İBB, hızlı tarama tespiti için ise şubat ayındaki Kahramanmaraş merkezli depremlerinden bu yana 121 bin binadan başvuru aldı. Bu binaların yaklaşık 35 binini taradıklarını, bu yöndeki çalışmaların devam ettiğini aktaran Yün, “Bu binaları öncelik sıralamasına göre aldığımızda bunun yapılması bile bir iş birliği gerektiriyor” diyor.

Taranan yapılar içerisinde bin 556 tane yapının taşıyıcı sistemi dahi bulunmadığını ve hızlıca müdahale edilmesi gerektiğini tespit ettiklerini aktaran Yün, bunlar içerisinde 318 yapıda çalışmaların devam ettiğini söylüyor. Kalan bin 238 bina için vatandaşlarla iletişime geçtiklerini belirten Yün, bunların da kısa zamanda tahliyelerini gerçekleştirmek istediklerini söylüyor.

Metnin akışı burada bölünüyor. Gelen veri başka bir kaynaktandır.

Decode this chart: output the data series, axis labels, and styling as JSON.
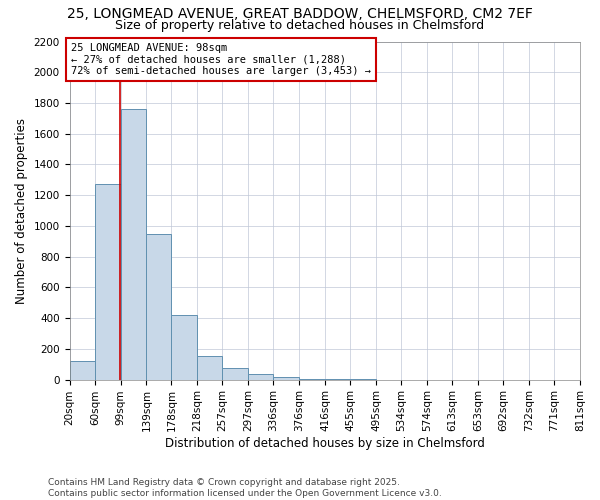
{
  "title_line1": "25, LONGMEAD AVENUE, GREAT BADDOW, CHELMSFORD, CM2 7EF",
  "title_line2": "Size of property relative to detached houses in Chelmsford",
  "xlabel": "Distribution of detached houses by size in Chelmsford",
  "ylabel": "Number of detached properties",
  "footnote1": "Contains HM Land Registry data © Crown copyright and database right 2025.",
  "footnote2": "Contains public sector information licensed under the Open Government Licence v3.0.",
  "annotation_title": "25 LONGMEAD AVENUE: 98sqm",
  "annotation_line2": "← 27% of detached houses are smaller (1,288)",
  "annotation_line3": "72% of semi-detached houses are larger (3,453) →",
  "bar_edges": [
    20,
    60,
    99,
    139,
    178,
    218,
    257,
    297,
    336,
    376,
    416,
    455,
    495,
    534,
    574,
    613,
    653,
    692,
    732,
    771,
    811
  ],
  "bar_heights": [
    120,
    1270,
    1760,
    950,
    420,
    155,
    75,
    35,
    20,
    5,
    2,
    1,
    0,
    0,
    0,
    0,
    0,
    0,
    0,
    0
  ],
  "bar_color": "#c8d8e8",
  "bar_edgecolor": "#6090b0",
  "vline_color": "#cc0000",
  "vline_x": 98,
  "annotation_box_edgecolor": "#cc0000",
  "annotation_text_color": "#000000",
  "background_color": "#ffffff",
  "grid_color": "#c0c8d8",
  "ylim": [
    0,
    2200
  ],
  "yticks": [
    0,
    200,
    400,
    600,
    800,
    1000,
    1200,
    1400,
    1600,
    1800,
    2000,
    2200
  ],
  "title_fontsize": 10,
  "subtitle_fontsize": 9,
  "axis_label_fontsize": 8.5,
  "tick_fontsize": 7.5,
  "annotation_fontsize": 7.5,
  "footnote_fontsize": 6.5
}
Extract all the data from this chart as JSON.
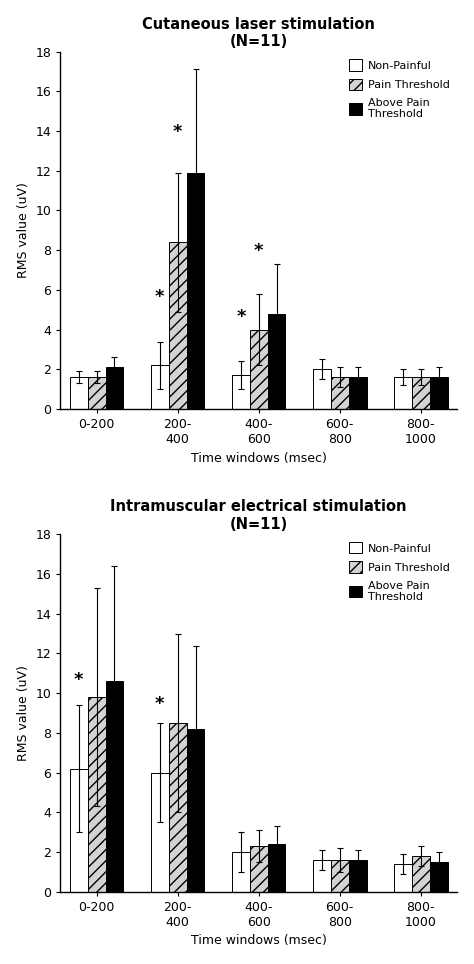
{
  "chart1": {
    "title": "Cutaneous laser stimulation\n(N=11)",
    "categories": [
      "0-200",
      "200-\n400",
      "400-\n600",
      "600-\n800",
      "800-\n1000"
    ],
    "non_painful": [
      1.6,
      2.2,
      1.7,
      2.0,
      1.6
    ],
    "pain_threshold": [
      1.6,
      8.4,
      4.0,
      1.6,
      1.6
    ],
    "above_threshold": [
      2.1,
      11.9,
      4.8,
      1.6,
      1.6
    ],
    "non_painful_err": [
      0.3,
      1.2,
      0.7,
      0.5,
      0.4
    ],
    "pain_threshold_err": [
      0.3,
      3.5,
      1.8,
      0.5,
      0.4
    ],
    "above_threshold_err": [
      0.5,
      5.2,
      2.5,
      0.5,
      0.5
    ],
    "star_positions": [
      {
        "group": 1,
        "bar": 0,
        "y": 5.2
      },
      {
        "group": 1,
        "bar": 1,
        "y": 13.5
      },
      {
        "group": 2,
        "bar": 0,
        "y": 4.2
      },
      {
        "group": 2,
        "bar": 1,
        "y": 7.5
      }
    ]
  },
  "chart2": {
    "title": "Intramuscular electrical stimulation\n(N=11)",
    "categories": [
      "0-200",
      "200-\n400",
      "400-\n600",
      "600-\n800",
      "800-\n1000"
    ],
    "non_painful": [
      6.2,
      6.0,
      2.0,
      1.6,
      1.4
    ],
    "pain_threshold": [
      9.8,
      8.5,
      2.3,
      1.6,
      1.8
    ],
    "above_threshold": [
      10.6,
      8.2,
      2.4,
      1.6,
      1.5
    ],
    "non_painful_err": [
      3.2,
      2.5,
      1.0,
      0.5,
      0.5
    ],
    "pain_threshold_err": [
      5.5,
      4.5,
      0.8,
      0.6,
      0.5
    ],
    "above_threshold_err": [
      5.8,
      4.2,
      0.9,
      0.5,
      0.5
    ],
    "star_positions": [
      {
        "group": 0,
        "bar": 0,
        "y": 10.2
      },
      {
        "group": 1,
        "bar": 0,
        "y": 9.0
      }
    ]
  },
  "ylabel": "RMS value (uV)",
  "xlabel": "Time windows (msec)",
  "ylim": [
    0,
    18
  ],
  "yticks": [
    0,
    2,
    4,
    6,
    8,
    10,
    12,
    14,
    16,
    18
  ],
  "bar_colors": [
    "white",
    "lightgray",
    "black"
  ],
  "hatch_patterns": [
    "",
    "///",
    ""
  ],
  "legend_labels": [
    "Non-Painful",
    "Pain Threshold",
    "Above Pain\nThreshold"
  ],
  "bar_width": 0.22,
  "edgecolor": "black"
}
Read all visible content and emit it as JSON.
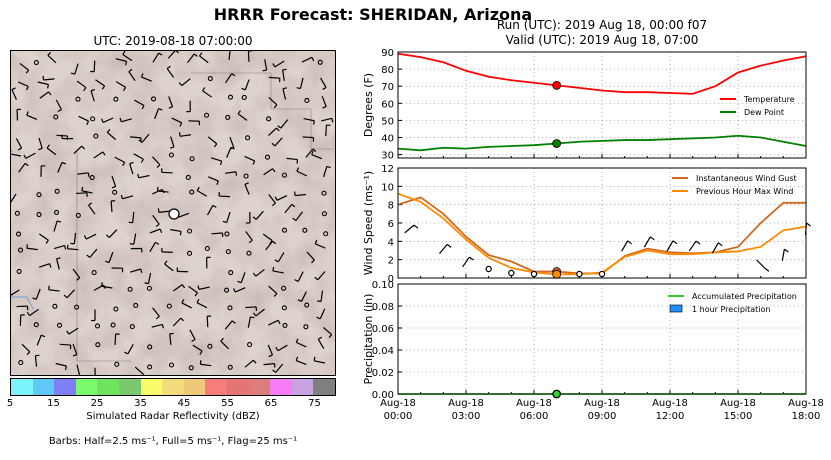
{
  "title": "HRRR Forecast: SHERIDAN, Arizona",
  "run_text": "Run (UTC): 2019 Aug 18, 00:00 f07",
  "valid_text": "Valid (UTC): 2019 Aug 18, 07:00",
  "map": {
    "title": "UTC: 2019-08-18 07:00:00",
    "colorbar_label": "Simulated Radar Reflectivity (dBZ)",
    "colorbar_ticks": [
      "5",
      "15",
      "25",
      "35",
      "45",
      "55",
      "65",
      "75"
    ],
    "colorbar_colors": [
      "#7cf4fb",
      "#5fc8f4",
      "#7f7ff6",
      "#7dfb6f",
      "#6ee35c",
      "#7cc86f",
      "#f9fb6d",
      "#f4dc7c",
      "#f0c879",
      "#f77d7a",
      "#e57474",
      "#dd7c7c",
      "#f77df8",
      "#c8a3e2",
      "#7f7f7f"
    ],
    "barb_note": "Barbs: Half=2.5 ms⁻¹, Full=5 ms⁻¹, Flag=25 ms⁻¹"
  },
  "x_tick_labels": [
    [
      "Aug-18",
      "00:00"
    ],
    [
      "Aug-18",
      "03:00"
    ],
    [
      "Aug-18",
      "06:00"
    ],
    [
      "Aug-18",
      "09:00"
    ],
    [
      "Aug-18",
      "12:00"
    ],
    [
      "Aug-18",
      "15:00"
    ],
    [
      "Aug-18",
      "18:00"
    ]
  ],
  "current_hour": 7,
  "chart_data": [
    {
      "type": "line",
      "x_unit": "hours since Aug-18 00:00",
      "ylabel": "Degrees (F)",
      "ylim": [
        28,
        90
      ],
      "yticks": [
        30,
        40,
        50,
        60,
        70,
        80,
        90
      ],
      "grid": true,
      "legend_placement": "right",
      "series": [
        {
          "name": "Temperature",
          "color": "#ff0000",
          "x": [
            0,
            1,
            2,
            3,
            4,
            5,
            6,
            7,
            8,
            9,
            10,
            11,
            12,
            13,
            14,
            15,
            16,
            17,
            18
          ],
          "values": [
            89,
            87,
            84,
            79,
            75.5,
            73.5,
            72,
            70.5,
            69,
            67.5,
            66.5,
            66.5,
            66,
            65.5,
            70,
            78,
            82,
            85,
            87.5
          ]
        },
        {
          "name": "Dew Point",
          "color": "#008000",
          "x": [
            0,
            1,
            2,
            3,
            4,
            5,
            6,
            7,
            8,
            9,
            10,
            11,
            12,
            13,
            14,
            15,
            16,
            17,
            18
          ],
          "values": [
            33.5,
            32.5,
            34,
            33.5,
            34.5,
            35,
            35.5,
            36.5,
            37.5,
            38,
            38.5,
            38.5,
            39,
            39.5,
            40,
            41,
            40,
            37.5,
            35
          ]
        }
      ]
    },
    {
      "type": "line",
      "x_unit": "hours since Aug-18 00:00",
      "ylabel": "Wind Speed (ms⁻¹)",
      "ylim": [
        0,
        12
      ],
      "yticks": [
        0,
        2,
        4,
        6,
        8,
        10,
        12
      ],
      "grid": true,
      "legend_placement": "top-right",
      "series": [
        {
          "name": "Instantaneous Wind Gust",
          "color": "#d2691e",
          "x": [
            0,
            1,
            2,
            3,
            4,
            5,
            6,
            7,
            8,
            9,
            10,
            11,
            12,
            13,
            14,
            15,
            16,
            17,
            18
          ],
          "values": [
            8,
            8.8,
            7,
            4.5,
            2.5,
            1.8,
            0.7,
            0.7,
            0.5,
            0.5,
            2.4,
            3.2,
            2.8,
            2.7,
            2.8,
            3.4,
            6,
            8.2,
            8.2
          ]
        },
        {
          "name": "Previous Hour Max Wind",
          "color": "#ff8c00",
          "x": [
            0,
            1,
            2,
            3,
            4,
            5,
            6,
            7,
            8,
            9,
            10,
            11,
            12,
            13,
            14,
            15,
            16,
            17,
            18
          ],
          "values": [
            9.2,
            8.3,
            6.5,
            4.2,
            2.2,
            1.1,
            0.6,
            0.4,
            0.4,
            0.6,
            2.3,
            3,
            2.6,
            2.6,
            2.8,
            2.9,
            3.4,
            5.2,
            5.6
          ]
        }
      ]
    },
    {
      "type": "line",
      "x_unit": "hours since Aug-18 00:00",
      "ylabel": "Precipitation (in)",
      "ylim": [
        0,
        0.1
      ],
      "yticks": [
        0.0,
        0.02,
        0.04,
        0.06,
        0.08,
        0.1
      ],
      "ytick_labels": [
        "0.00",
        "0.02",
        "0.04",
        "0.06",
        "0.08",
        "0.10"
      ],
      "grid": true,
      "legend_placement": "top-right",
      "series": [
        {
          "name": "Accumulated Precipitation",
          "color": "#32cd32",
          "x": [
            0,
            1,
            2,
            3,
            4,
            5,
            6,
            7,
            8,
            9,
            10,
            11,
            12,
            13,
            14,
            15,
            16,
            17,
            18
          ],
          "values": [
            0,
            0,
            0,
            0,
            0,
            0,
            0,
            0,
            0,
            0,
            0,
            0,
            0,
            0,
            0,
            0,
            0,
            0,
            0
          ]
        },
        {
          "name": "1 hour Precipitation",
          "color": "#1e90ff",
          "style": "bar",
          "x": [
            0,
            1,
            2,
            3,
            4,
            5,
            6,
            7,
            8,
            9,
            10,
            11,
            12,
            13,
            14,
            15,
            16,
            17,
            18
          ],
          "values": [
            0,
            0,
            0,
            0,
            0,
            0,
            0,
            0,
            0,
            0,
            0,
            0,
            0,
            0,
            0,
            0,
            0,
            0,
            0
          ]
        }
      ]
    }
  ]
}
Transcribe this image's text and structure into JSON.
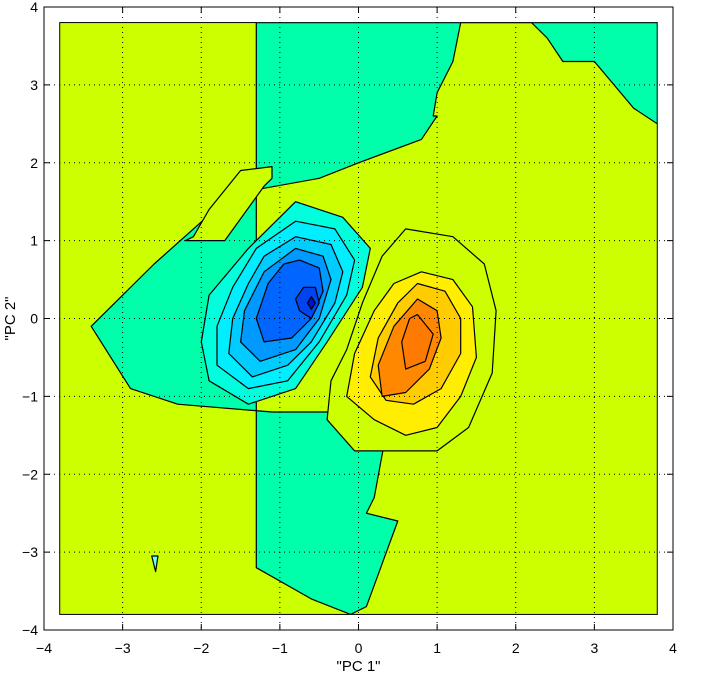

VATANDAŞA ÇAĞRI: HIZLANMAMIZ LAZIM

Riskli yapıda oturmanın temelinde ekonomik sebeplerin yattığına işaret eden Yün, İBB Meclisi’nden alınan kararla Bakanlık tarafından verilen 3 bin 500 lira kira yardımı üzerine 4 bin 500 lira hibe verdiklerini belirterek ekliyor:
“Bizim vatandaşa kentsel dönüşüm veya riskli binaların tahliye edilmesine ilişkin finansman modelleri sunmamız lazım. Kira yardımı da bunlardan birisi.”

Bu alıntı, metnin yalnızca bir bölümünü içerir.